The year 2013 has not been an easy one for President Barack Obama. A formerly friendly media has started to ask hard questions, his supporters on the left accuse him of following the policy pathways of George W. Bush, and the right excoriates him for, well, living.
Things are not completely gloomy, however – the President has followed up on his seminal April 2009 speech on nuclear disarmament in Prague with a call in June from Berlin for further reductions to nuclear arsenals. That speech included a call for further reductions in deployed strategic nuclear weapons by the U.S. and the Russian Federation, as well as an intention to “seek bold reductions in U.S. and Russian tactical weapons in Europe.” This is significant: the U.S. has never attempted to negotiate controls on this class of weapon, and interested parties the world over will be watching Washington, Moscow and Brussels carefully for signs of progress. There are powerful interests that must be overcome first, however, demanding strong leadership by President Obama.
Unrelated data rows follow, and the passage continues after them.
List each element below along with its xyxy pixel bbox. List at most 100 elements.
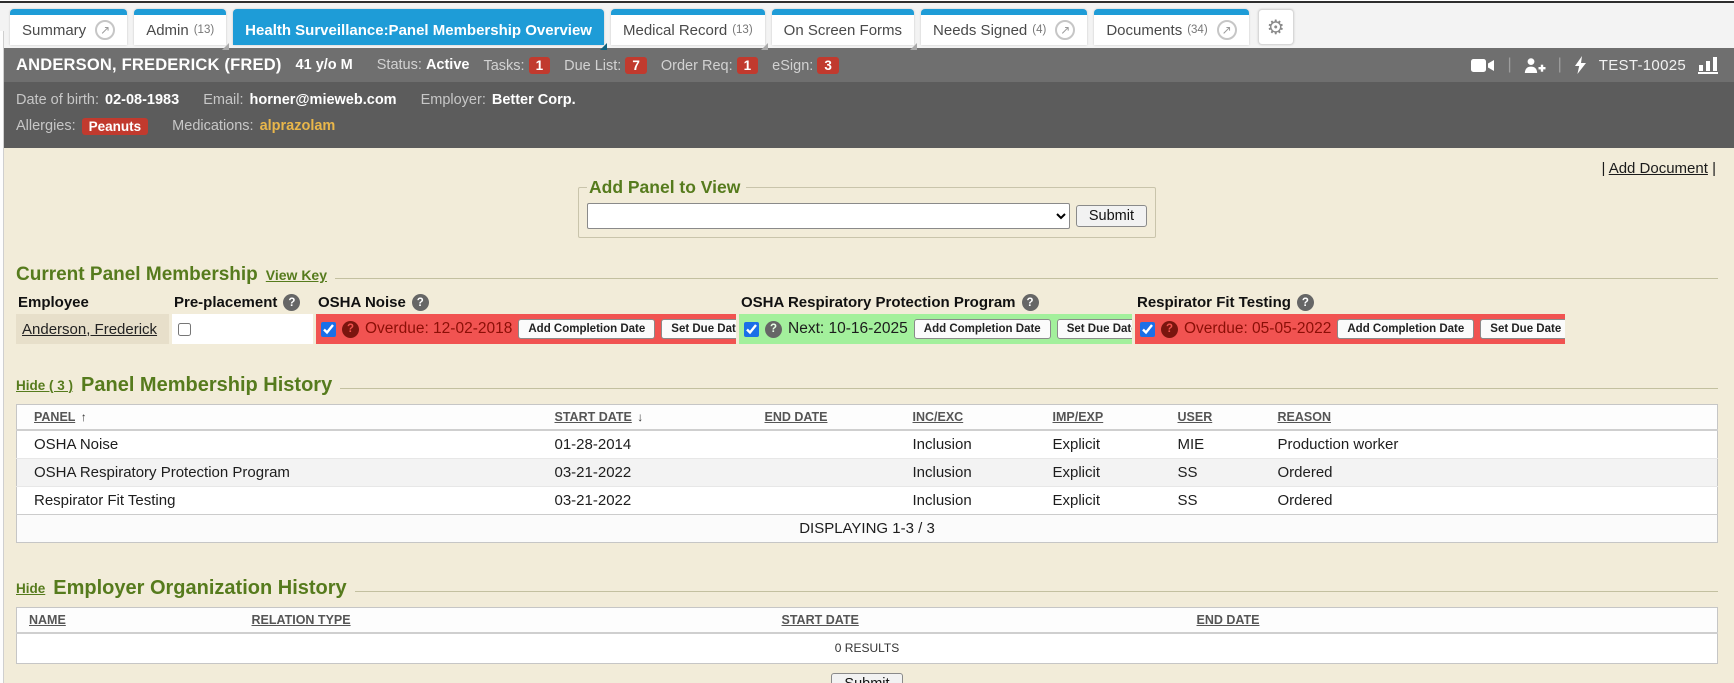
- tab-needs-signed[interactable]: Needs Signed (4) ↗: [921, 9, 1087, 45]
- help-icon[interactable]: ?: [283, 294, 300, 311]
- email-value: horner@mieweb.com: [249, 92, 396, 108]
- divider: |: [1558, 56, 1562, 74]
- patient-info-panel: Date of birth: 02-08-1983 Email: horner@…: [0, 82, 1734, 148]
- table-header-row: PANEL ↑ START DATE ↓ END DATE INC/EXC IM…: [17, 405, 1718, 431]
- tasks-group: Tasks: 1: [483, 57, 550, 74]
- column-header-name: NAME: [17, 608, 244, 634]
- employer-history-table: NAME RELATION TYPE START DATE END DATE 0…: [16, 607, 1718, 664]
- table-row[interactable]: Respirator Fit Testing 03-21-2022 Inclus…: [17, 487, 1718, 515]
- overdue-help-icon[interactable]: ?: [1161, 321, 1178, 338]
- settings-gear-icon[interactable]: ⚙: [1258, 9, 1294, 45]
- tab-count: (4): [1032, 24, 1046, 36]
- add-document-link[interactable]: Add Document: [1609, 160, 1708, 177]
- patient-age-sex: 41 y/o M: [296, 57, 353, 73]
- allergy-badge[interactable]: Peanuts: [82, 118, 149, 135]
- column-header-reason: REASON: [1270, 405, 1718, 431]
- osha-rpp-status-cell: ? Next: 10-16-2025 Add Completion Date S…: [739, 314, 1132, 344]
- tab-label: Medical Record: [623, 22, 727, 39]
- divider-line: [335, 278, 1718, 279]
- set-due-date-button[interactable]: Set Due Date: [661, 319, 736, 339]
- results-count: 0 RESULTS: [17, 633, 1718, 663]
- popout-icon[interactable]: ↗: [1055, 20, 1075, 40]
- employee-link[interactable]: Anderson, Frederick: [22, 321, 157, 338]
- add-panel-legend: Add Panel to View: [587, 177, 746, 198]
- lightning-icon[interactable]: [1574, 56, 1587, 74]
- add-panel-submit-button[interactable]: Submit: [1076, 205, 1147, 227]
- employer-history-heading: Hide Employer Organization History: [16, 577, 1718, 600]
- video-camera-icon[interactable]: [1471, 58, 1495, 73]
- status-group: Status: Active: [377, 57, 470, 73]
- tab-on-screen-forms[interactable]: On Screen Forms: [772, 9, 914, 45]
- osha-noise-checkbox[interactable]: [321, 322, 336, 337]
- help-icon[interactable]: ?: [1297, 294, 1314, 311]
- hide-employer-history-link[interactable]: Hide: [16, 581, 45, 596]
- tab-admin[interactable]: Admin (13): [134, 9, 226, 45]
- dob-group: Date of birth: 02-08-1983: [16, 92, 179, 108]
- order-req-count-badge[interactable]: 1: [737, 57, 759, 74]
- section-title: Current Panel Membership: [16, 264, 258, 286]
- order-req-group: Order Req: 1: [661, 57, 758, 74]
- tab-label: Health Surveillance:Panel Membership Ove…: [245, 22, 592, 39]
- tab-label: Documents: [1106, 22, 1182, 39]
- column-header-pre-placement: Pre-placement ?: [172, 290, 313, 314]
- patient-info-line-2: Allergies: Peanuts Medications: alprazol…: [16, 113, 1718, 139]
- add-completion-date-button[interactable]: Add Completion Date: [518, 319, 655, 339]
- column-header-user: USER: [1170, 405, 1270, 431]
- pre-placement-checkbox[interactable]: [178, 323, 191, 336]
- respirator-fit-checkbox[interactable]: [1140, 322, 1155, 337]
- divider-line: [355, 591, 1718, 592]
- empty-results-row: 0 RESULTS: [17, 633, 1718, 663]
- left-gutter: [0, 31, 4, 683]
- set-due-date-button[interactable]: Set Due Date: [1480, 319, 1565, 339]
- overdue-help-icon[interactable]: ?: [342, 321, 359, 338]
- osha-noise-status-cell: ? Overdue: 12-02-2018 Add Completion Dat…: [316, 314, 736, 344]
- column-header-inc-exc: INC/EXC: [905, 405, 1045, 431]
- panel-history-table: PANEL ↑ START DATE ↓ END DATE INC/EXC IM…: [16, 404, 1718, 543]
- table-row[interactable]: OSHA Respiratory Protection Program 03-2…: [17, 459, 1718, 487]
- table-row[interactable]: OSHA Noise 01-28-2014 Inclusion Explicit…: [17, 430, 1718, 459]
- view-key-link[interactable]: View Key: [266, 267, 327, 283]
- help-icon[interactable]: ?: [1022, 294, 1039, 311]
- sort-desc-icon[interactable]: ↓: [637, 410, 643, 424]
- next-help-icon[interactable]: ?: [765, 321, 782, 338]
- divider: |: [1507, 56, 1511, 74]
- tab-summary[interactable]: Summary ↗: [10, 9, 127, 45]
- column-header-panel: PANEL ↑: [17, 405, 547, 431]
- hide-panel-history-link[interactable]: Hide ( 3 ): [16, 378, 73, 393]
- column-header-osha-rpp: OSHA Respiratory Protection Program ?: [739, 290, 1132, 314]
- tab-documents[interactable]: Documents (34) ↗: [1094, 9, 1248, 45]
- dob-value: 02-08-1983: [105, 92, 179, 108]
- bar-chart-icon[interactable]: [1698, 57, 1718, 74]
- employer-value: Better Corp.: [492, 92, 576, 108]
- sort-asc-icon[interactable]: ↑: [81, 410, 87, 424]
- table-header-row: NAME RELATION TYPE START DATE END DATE: [17, 608, 1718, 634]
- add-completion-date-button[interactable]: Add Completion Date: [914, 319, 1051, 339]
- employer-group: Employer: Better Corp.: [421, 92, 576, 108]
- table-footer-row: DISPLAYING 1-3 / 3: [17, 515, 1718, 543]
- tab-health-surveillance[interactable]: Health Surveillance:Panel Membership Ove…: [233, 9, 604, 45]
- patient-name: ANDERSON, FREDERICK (FRED): [16, 56, 282, 75]
- help-icon[interactable]: ?: [412, 294, 429, 311]
- column-header-start-date: START DATE: [774, 608, 1189, 634]
- popout-icon[interactable]: ↗: [95, 20, 115, 40]
- column-header-start-date: START DATE ↓: [547, 405, 757, 431]
- panel-history-heading: Hide ( 3 ) Panel Membership History: [16, 374, 1718, 397]
- panel-select[interactable]: [587, 203, 1070, 229]
- due-list-count-badge[interactable]: 7: [625, 57, 647, 74]
- tab-medical-record[interactable]: Medical Record (13): [611, 9, 765, 45]
- submit-button[interactable]: Submit: [831, 673, 902, 683]
- column-header-relation-type: RELATION TYPE: [244, 608, 774, 634]
- osha-rpp-checkbox[interactable]: [744, 322, 759, 337]
- add-person-icon[interactable]: [1524, 57, 1546, 74]
- set-due-date-button[interactable]: Set Due Date: [1057, 319, 1132, 339]
- add-completion-date-button[interactable]: Add Completion Date: [1337, 319, 1474, 339]
- popout-icon[interactable]: ↗: [1217, 20, 1237, 40]
- form-submit-row: Submit: [0, 673, 1734, 683]
- esign-count-badge[interactable]: 3: [817, 57, 839, 74]
- column-header-end-date: END DATE: [757, 405, 905, 431]
- status-value: Active: [426, 57, 470, 73]
- status-text: Overdue: 05-05-2022: [1184, 320, 1331, 338]
- status-text: Next: 10-16-2025: [788, 320, 908, 338]
- esign-group: eSign: 3: [772, 57, 839, 74]
- tasks-count-badge[interactable]: 1: [529, 57, 551, 74]
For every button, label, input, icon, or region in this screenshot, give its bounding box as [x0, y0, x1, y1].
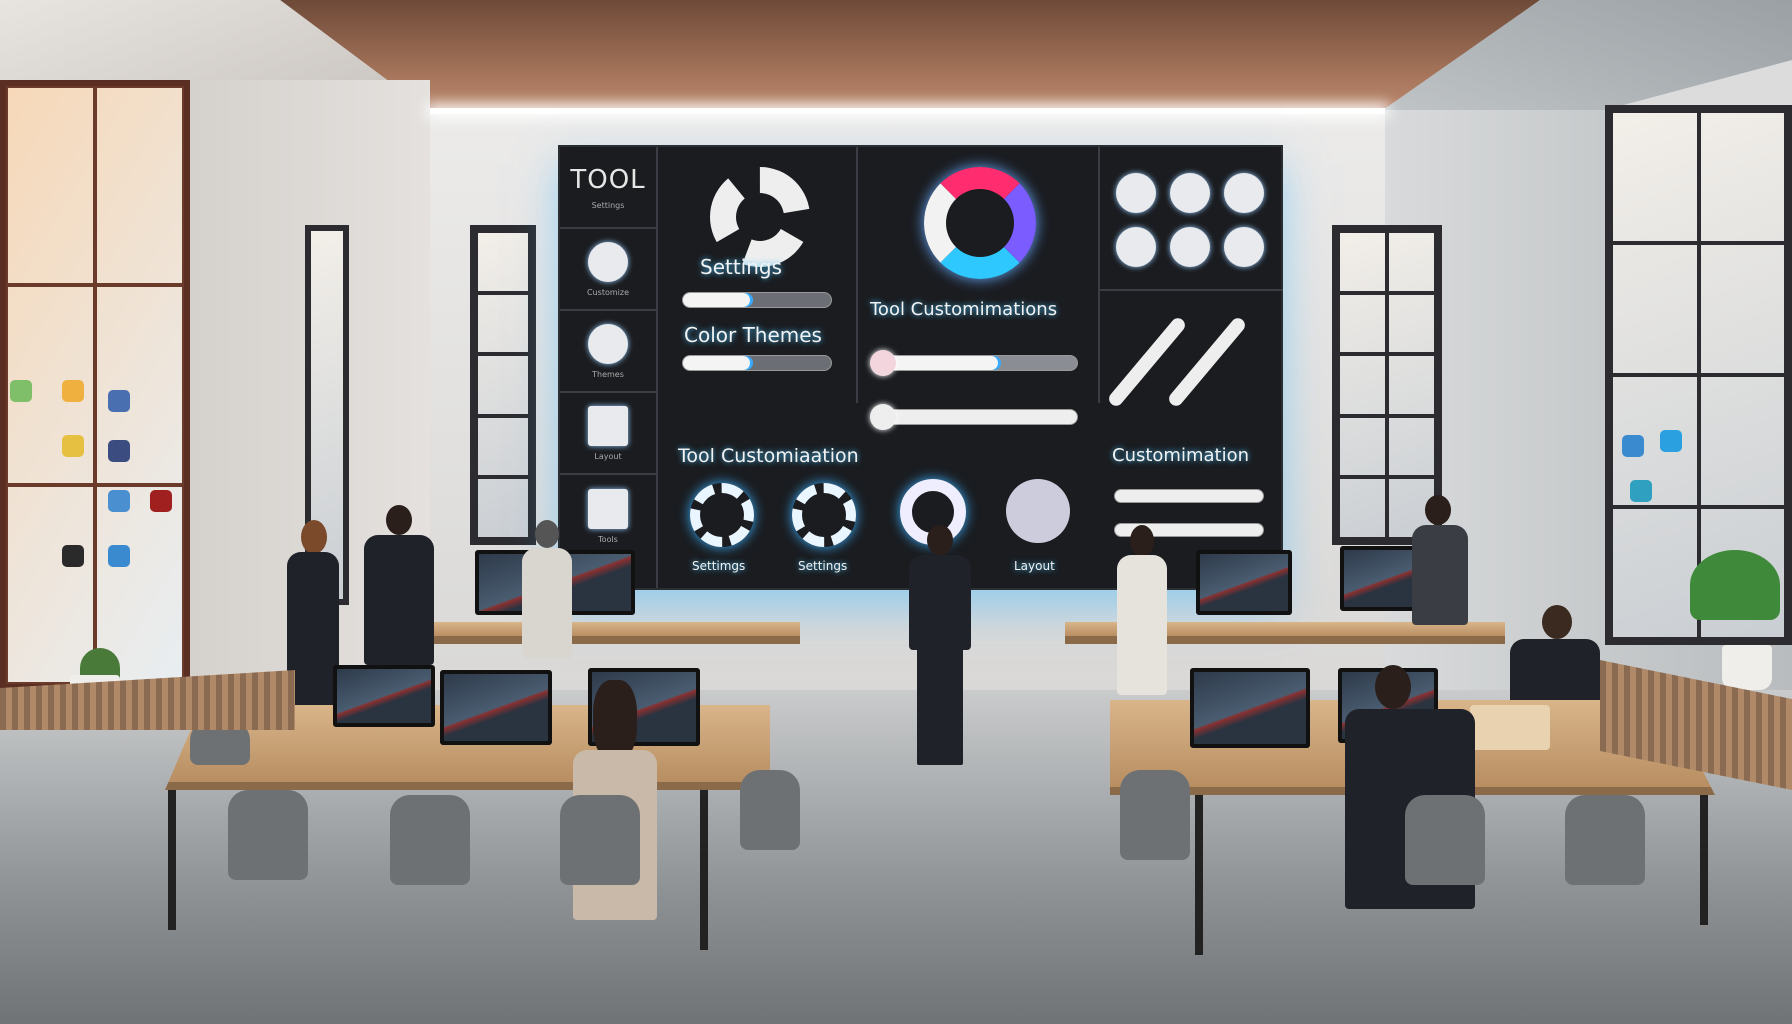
slider-1[interactable]: [878, 355, 1078, 371]
app-sticker: [62, 545, 84, 567]
office-chair: [228, 790, 308, 880]
office-chair: [740, 770, 800, 850]
gear-icon[interactable]: [690, 483, 754, 547]
tool-customimations-label: Tool Customimations: [870, 299, 1058, 320]
app-sticker: [62, 380, 84, 402]
gear-icon[interactable]: [792, 483, 856, 547]
wall-display[interactable]: TOOL Settings Customize Themes Layout Too…: [558, 145, 1283, 590]
color-themes-label: Color Themes: [684, 323, 822, 347]
customization-slider-1[interactable]: [1114, 489, 1264, 503]
tool-icon[interactable]: [1116, 227, 1156, 267]
tool-icon[interactable]: [1116, 173, 1156, 213]
settings-panel: Settings Color Themes: [658, 147, 858, 403]
office-chair: [560, 795, 640, 885]
office-chair: [1405, 795, 1485, 885]
desk-leg: [1195, 795, 1203, 955]
brush-icon[interactable]: [1006, 479, 1070, 543]
app-sticker: [108, 490, 130, 512]
office-chair: [390, 795, 470, 885]
desk-leg: [168, 790, 176, 930]
app-sticker: [10, 380, 32, 402]
tool-icon[interactable]: [1170, 173, 1210, 213]
sidebar-logo: TOOL Settings: [560, 147, 656, 229]
sidebar-item-label: Layout: [594, 451, 622, 461]
office-chair: [1565, 795, 1645, 885]
customimation-label: Customimation: [1112, 445, 1250, 466]
app-sticker: [108, 440, 130, 462]
icon-label: Settimgs: [692, 559, 746, 573]
app-sticker: [108, 545, 130, 567]
ceiling-light: [430, 108, 1385, 114]
person-man-right: [1410, 495, 1470, 625]
sidebar-item-layout[interactable]: Layout: [560, 393, 656, 475]
plant: [1690, 550, 1780, 620]
settings-slider[interactable]: [682, 292, 832, 308]
window-back-left: [470, 225, 536, 545]
customization-panel: Tool Customimations: [858, 147, 1100, 430]
monitor: [1190, 668, 1310, 748]
tool-customization-label: Tool Customiaation: [678, 445, 859, 467]
app-sticker: [150, 490, 172, 512]
monitor: [440, 670, 552, 745]
app-sticker: [1630, 480, 1652, 502]
tool-icon-grid: [1116, 173, 1264, 267]
tool-logo: TOOL: [570, 164, 646, 195]
tool-icon[interactable]: [1224, 173, 1264, 213]
gear-icon: [710, 167, 810, 267]
monitor: [1196, 550, 1292, 615]
desk-back-left: [420, 622, 800, 644]
image-icon: [588, 405, 628, 446]
monitor: [333, 665, 435, 727]
person-woman-right: [1115, 525, 1170, 700]
sidebar-item-label: Customize: [587, 287, 629, 297]
sidebar-item-label: Tools: [598, 534, 618, 544]
settings-label: Settings: [700, 255, 783, 279]
color-wheel-icon: [924, 167, 1036, 279]
slider-1-knob[interactable]: [870, 350, 896, 376]
app-sticker: [108, 390, 130, 412]
shield-icon: [588, 323, 628, 364]
office-chair: [1120, 770, 1190, 860]
slider-2[interactable]: [878, 409, 1078, 425]
document-icon: [588, 488, 628, 529]
sidebar-item-customize[interactable]: Customize: [560, 229, 656, 311]
icon-label: Settings: [798, 559, 848, 573]
home-icon: [588, 241, 628, 282]
tool-icon[interactable]: [1224, 227, 1264, 267]
app-sticker: [62, 435, 84, 457]
icon-label: Layout: [1014, 559, 1055, 573]
desk-leg: [1700, 795, 1708, 925]
tool-icon[interactable]: [1170, 227, 1210, 267]
sidebar-item-label: Themes: [592, 369, 624, 379]
person-man-left: [360, 505, 440, 665]
tools-panel: Customimation: [1100, 147, 1283, 588]
sidebar-item-themes[interactable]: Themes: [560, 311, 656, 393]
slider-2-knob[interactable]: [870, 404, 896, 430]
plant-pot: [1722, 645, 1772, 690]
app-sticker: [1660, 430, 1682, 452]
sidebar-item-label: Settings: [591, 200, 625, 210]
color-themes-slider[interactable]: [682, 355, 832, 371]
person-standing: [520, 520, 575, 660]
app-sticker: [1622, 435, 1644, 457]
person-center: [905, 525, 975, 770]
desk-leg: [700, 790, 708, 950]
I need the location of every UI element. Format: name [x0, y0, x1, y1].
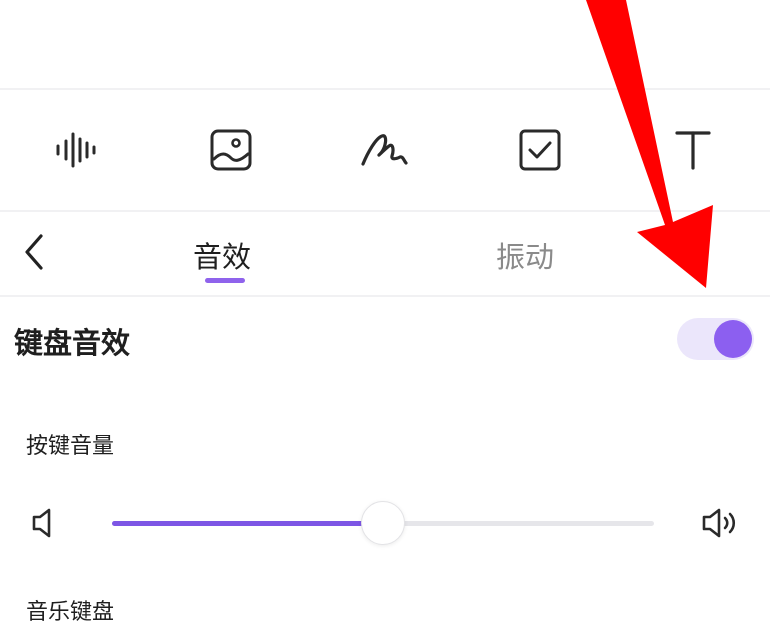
top-blank-area	[0, 0, 770, 88]
checkbox-icon	[518, 128, 562, 172]
keyboard-sound-toggle[interactable]	[677, 318, 754, 360]
volume-low-icon	[28, 505, 60, 541]
input-toolbar	[0, 100, 770, 200]
image-icon	[209, 128, 253, 172]
text-icon	[673, 128, 713, 172]
handwriting-icon	[358, 128, 410, 172]
key-volume-label: 按键音量	[26, 434, 115, 459]
tabbar-divider	[0, 295, 770, 297]
settings-tabbar: 音效 振动	[0, 212, 770, 296]
handwriting-button[interactable]	[354, 120, 414, 180]
keyboard-sound-label: 键盘音效	[14, 326, 131, 360]
top-divider	[0, 88, 770, 90]
music-keyboard-label: 音乐键盘	[26, 600, 115, 625]
image-button[interactable]	[201, 120, 261, 180]
tab-vibration[interactable]: 振动	[496, 234, 554, 274]
key-volume-slider[interactable]	[112, 500, 654, 546]
slider-fill	[112, 521, 383, 526]
voice-input-button[interactable]	[46, 120, 106, 180]
slider-thumb[interactable]	[361, 501, 405, 545]
text-format-button[interactable]	[663, 120, 723, 180]
back-button[interactable]	[14, 232, 54, 276]
active-tab-indicator	[205, 278, 245, 283]
checklist-button[interactable]	[510, 120, 570, 180]
voice-waveform-icon	[52, 130, 100, 170]
chevron-left-icon	[22, 232, 46, 276]
toggle-knob	[714, 320, 752, 358]
volume-high-icon	[698, 505, 742, 541]
tab-sound-effects[interactable]: 音效	[193, 234, 251, 274]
The U.S. maintains some 180 nuclear weapons in Europe, hosted by five NATO allies: Belgium, Germany, Italy, the Netherlands and Turkey. The northernmost three host nations are keen for domestic political reasons to remove U.S. B61 nuclear gravity bombs from their territory, and public support for their presence is also low in Italy and Turkey. Pollsters in 2006 found that only 36% of host-nation citizens knew American nuclear weapons were present in their country; when so informed, almost 70% called for their removal.
Support might be higher if the B61 made military sense, but it lacks the fundamental feature of a nuclear deterrent: credibility. NATO pilots concede a B61 mission, undertaken in aging, non-stealthy fighter-bombers with limited range, would amount to suicide. Nor do the Russians fear the B61 “deterrent” force – their concerns are for advanced American precision-guided conventional weapons, and for NATO’s deployment of U.S. ballistic missile defence technology in Europe.
For distinct political reasons, several NATO allies are opposed to changes in the nuclear status quo. The former Soviet republics Estonia, Latvia and Lithuania fear Russian coercion. Poland has similar fears, although it actively seeks NATO negotiations with Russia for mutual reductions of these weapons. France, resolutely committed to maintaining nuclear deterrence, fears that the removal of U.S. B61s from Europe will reward and encourage anti-nuclear sentiment among NATO allies and leave its own air-to-surface missiles as the only short-range nuclear weapons in Europe (both France and the United Kingdom possess submarine-launched nuclear missiles).
These concerns are unfounded. NATO allies agree that U.S. strategic nuclear forces (nuclear-armed missiles based in the U.S. and on its nuclear submarines) offer the “supreme guarantee” of their security. They even concede that the only potential use of the B61 is political, i.e. reassuring nervous allies that U.S. security guarantees under Article 5 of the North Atlantic Treaty still mean something. Nevertheless, the nuclear-sharing conservatives within NATO have so far thwarted every effort by those who would reduce or eliminate the B61 presence in Europe. Instead, when change comes, it will be driven by one of two forces: a decision for removal by one or more of the B61 host nations; or as so often in NATO history, American political leadership, which has so far been sadly lacking in NATO nuclear-sharing debates.
Those who remember President Obama’s bold call from Prague in April 2009 for a world free of nuclear weapons have been puzzled by the lack of U.S. leadership at NATO on this issue. An examination of recent-year U.S. military budget requests, even the unclassified public versions, offers some strong clues, however. At a time when drastic budget cuts threaten almost all U.S. military operations and procurement strategies, the B61 is due for a + billion “life extension program” that will do far more than “maintain a credible nuclear deterrent without producing new weapons” as the U.S. National Nuclear Security Administration claims: it will in fact create a precision-guided nuclear gravity bomb, a global first.
The reason for the secrecy behind this agenda is simple – new nuclear weapons have been forbidden by U.S. policy since 2010. The so-called life extension program for the B61 is in fact a multi-billion dollar attempt by the U.S. Departments of Defense and Energy to evade presidential policy. Resistance by NATO allies to eliminating B61 nuclear bombs from Europe can be overcome with firm leadership, tact and diplomacy; but the stealth campaign to thwart President Obama’s Prague agenda threatens to push meaningful nuclear reductions into the very distant future, indeed.
It therefore behoves those who believe in the vision of a world free of nuclear weapons to lend their support to President Obama during his final years in office – there being no guarantee that the next resident at 1600 Pennsylvania Avenue will be such a firm supporter of nuclear disarmament.